Conflict can create conditions for gender-based vulnerabilities. Women are vulnerable during the conflict, while fleeing conflict, and during asylum, repatriations, and reintegration. Rape may be used as a weapon, and women can continue to be vulnerable while displaced, particularly if they are separated from family. Notably, sub-Saharan Africa has both the highest HIV rates and the most attacks on civilians. This region is not alone in one-sided violence, however. In the fight against HIV/AIDS there are two epidemics to challenge: the HIV epidemic and the gender-based violence epidemic.

Sexual violence in conflict. (Image courtesy of Annie Sparrow)
Panel discussion
A panel discussion moderated by Jerome H. Kim from Walter Reed Army Institute of Research looked at what needs to be done in the context of structural and behavioral violence to reach the three zeros of HIV. Two questions that need to be answered are: what violence is occurring and who is culpable? Structural violence creates instability and a climate of disempowerment, which undermines efforts to reduce HIV transmission. Alleviating barriers to care is one way to reduce structural violence.
Those most at risk for HIV, including MSM, IDUs, and commercial sex workers, are frequently victims of structural violence. Thus, HIV-prevention programs may face increased barriers to reaching these populations. Funding is often lacking for these groups, even when it is allocated to them.
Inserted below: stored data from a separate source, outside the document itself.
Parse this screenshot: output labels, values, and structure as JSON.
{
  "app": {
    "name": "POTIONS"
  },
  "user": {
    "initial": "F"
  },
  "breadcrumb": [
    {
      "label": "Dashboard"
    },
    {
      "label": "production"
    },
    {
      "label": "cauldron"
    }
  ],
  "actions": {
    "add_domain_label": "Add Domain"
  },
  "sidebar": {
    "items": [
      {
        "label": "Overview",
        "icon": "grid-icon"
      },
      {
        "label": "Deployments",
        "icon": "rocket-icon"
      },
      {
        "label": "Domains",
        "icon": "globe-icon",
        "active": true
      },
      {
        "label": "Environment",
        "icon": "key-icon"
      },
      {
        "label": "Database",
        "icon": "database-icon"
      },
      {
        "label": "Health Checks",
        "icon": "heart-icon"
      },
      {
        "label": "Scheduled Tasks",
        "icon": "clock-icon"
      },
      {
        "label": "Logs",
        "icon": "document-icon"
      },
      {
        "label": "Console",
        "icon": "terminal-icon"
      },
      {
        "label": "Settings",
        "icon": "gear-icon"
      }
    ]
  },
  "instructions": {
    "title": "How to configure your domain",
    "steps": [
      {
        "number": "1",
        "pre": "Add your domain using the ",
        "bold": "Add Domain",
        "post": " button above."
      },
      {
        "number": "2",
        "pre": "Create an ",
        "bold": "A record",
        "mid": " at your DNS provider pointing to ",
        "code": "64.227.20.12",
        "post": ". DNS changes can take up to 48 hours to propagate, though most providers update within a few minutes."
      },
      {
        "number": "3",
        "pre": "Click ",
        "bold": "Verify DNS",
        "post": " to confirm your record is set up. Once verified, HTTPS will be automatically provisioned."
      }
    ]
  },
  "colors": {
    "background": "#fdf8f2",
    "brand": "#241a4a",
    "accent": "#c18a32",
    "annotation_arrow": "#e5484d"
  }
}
Furthermore, funding for many programs has shrunk in the current economic climate. In the U.S., many at-risk populations lack access to HIV care. Medicaid does not always cover medication for HIV patients and those at risk for HIV.
If a highly effective preventative vaccine is developed but is not available to at-risk populations its efficacy will be significantly diminished. The challenge is to translate new science into progress within communities. Public health approaches such as needle exchange programs may be limited by local laws and customs. It is important to work within these systems to effect change. Community involvement is critical and working with other health care aid programs outside HIV-specific care will help to increase and expand uptake.
To advance prevention initiatives, continued funding is needed. Interested parties can become funding advocates, and funding should be spent on initiatives that show the greatest benefits. Cost–benefit analyses help to focus efforts and funding to these programs.
How can scientists coordinate translational research to help reduce the spread of HIV?
Which tools and strategies offer the most cost-effective means to address HIV transmission on a global scale? How can adequate funding for these strategies be secured?
Which protein structures elicit the best broadly neutralizing antibodies against HIV without eliciting non-neutralizing antibody responses?
How can programs effect change in populations that are most at risk for HIV infection?
How should structural violence barriers be addressed among at-risk populations with a lack of agency?
How should available tools be utilized to decrease HIV transmission?